At issue: an unobstructed view of the colors, shapes, textures, hemlines -- the ''look,'' if look there be - of the fall-winter season. Some 89 fashion houses presented collections in Paris this year, at costs topping $500,000 for putting on shows in the most prestigious salon in the Carrousel du Louvre. Thirty others presented their lines by appointment and hundreds more in venues off the official calendar. Together, these designers are competing for a female ready-to-wear market now breaking $6 billion a year.

Fashion's biggest growth markets are Japan and the so-called emerging nations in Asia. One year after the French government launched an ''Asian initiative'' to redress deep trade deficits, its ''most spectacular'' successes have been in the pret-a-porter (ready-to-wear) industry.

A report released this month by the Ministry of Industry cites 52 percent growth rates in pret-a-porter sales in Hong Kong, and 100-percent growth in Korea.

''In Japan, wealthy women move in a rigid society and have to think about the impression they make. Correct clothes are important, and the right label is the most important of all,'' says Hiromi Kobayashi, a Tokyo makeup artist who has come to the Paris shows to look for trends for her clients. "Many grew up wearing kimonos, and don't have confidence in their taste in Western clothes. They let the label coordinate their jewelry, handbags, scarves, and shoes.''

But as she and the fashion press moved from the soft, ultrafeminine lines of Chloe to the stark, minimalist lines of Mariot Chanet, overall trends were not easy to spot. This year, wafer-thin baby dolls competed with dark, androgynous figures with blank stares or leather fetishists with looks to kill. Belgian designer Margiela wrapped models' faces in opaque veils, and asked them to negotiate up and down stairs in pinpoint heels.

What was in evidence was a wide range of new faces and fabrics in this 10-day season's collections, including a stronger presence of British and Asian designers. Also featured was a model who laughingly gave her age as 19 but could have grandchildren that age.

Alongside traditional silks, woolens, crepes, and cashmeres were high-tech fabrics such as hologram plastic, stretch satins, metallized or iridescent lurex, and cosa, a ''crease-proof'' polyester made in Japan, cut by laser and assembled by thermal collage instead of hems and seams.

But the age of all-powerful fashion editors with the clout to decree a ''new look'' has disappeared along with an elegant haute couture clientele, now numbering less than 2,000 in the world. Terms like ''chic'' and ''class'' that used to pepper fashion commentary yielded to this year's term, ''air de temps,'' or ''spirit of the times.''

For many who closely follow Paris fashion, the spirit of these times is troubling.

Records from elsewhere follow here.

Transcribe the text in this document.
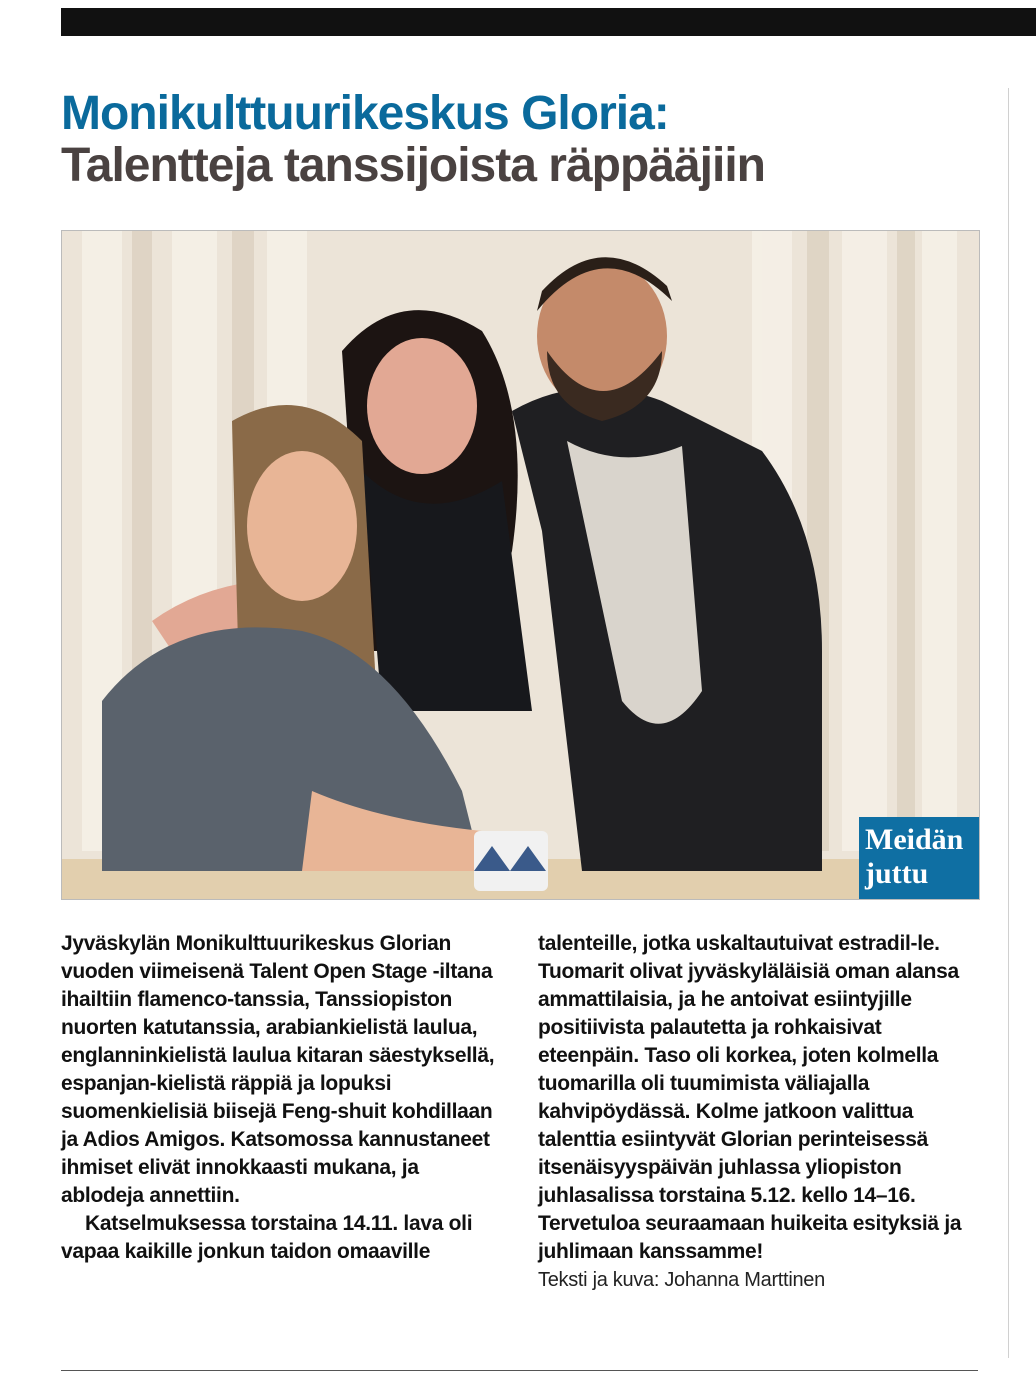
Monikulttuurikeskus Gloria:
Talentteja tanssijoista räppääjiin
Meidän
juttu

Jyväskylän Monikulttuurikeskus Glorian vuoden viimeisenä Talent Open Stage -iltana ihailtiin flamenco-tanssia, Tanssiopiston nuorten katutanssia, arabiankielistä laulua, englanninkielistä laulua kitaran säestyksellä, espanjan-kielistä räppiä ja lopuksi suomenkielisiä biisejä Feng-shuit kohdillaan ja Adios Amigos. Katsomossa kannustaneet ihmiset elivät innokkaasti mukana, ja ablodeja annettiin.

Katselmuksessa torstaina 14.11. lava oli vapaa kaikille jonkun taidon omaaville

talenteille, jotka uskaltautuivat estradil-le. Tuomarit olivat jyväskyläläisiä oman alansa ammattilaisia, ja he antoivat esiintyjille positiivista palautetta ja rohkaisivat eteenpäin. Taso oli korkea, joten kolmella tuomarilla oli tuumimista väliajalla kahvipöydässä. Kolme jatkoon valittua talenttia esiintyvät Glorian perinteisessä itsenäisyyspäivän juhlassa yliopiston juhlasalissa torstaina 5.12. kello 14–16. Tervetuloa seuraamaan huikeita esityksiä ja juhlimaan kanssamme!

Teksti ja kuva: Johanna Marttinen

''Look at contemporary painting. What it's showing us is often a catastrophic vision,'' says Catherine Join-Dieterle, curator of Paris's Museum of Mode and Costume. ''To the extent that designers take themselves for artists, they're living in the same mental atmosphere, sad and dark. They're not looking for harmony in art any more.''

Last year, the pret-a-porter season was colored by the presence of crews filming Robert Altman's ''Ready to Wear,'' which opened in Paris to coincide with this season's shows. Fans of Altman classics like the movie ''Nashville'' were expecting a biting, satirical look at the inner-workings of an industry that has been treated very gently by a specialized press that rarely asks hard questions, such as: Are the labels worth the price? And why do so many of these clothes make women look unlovely?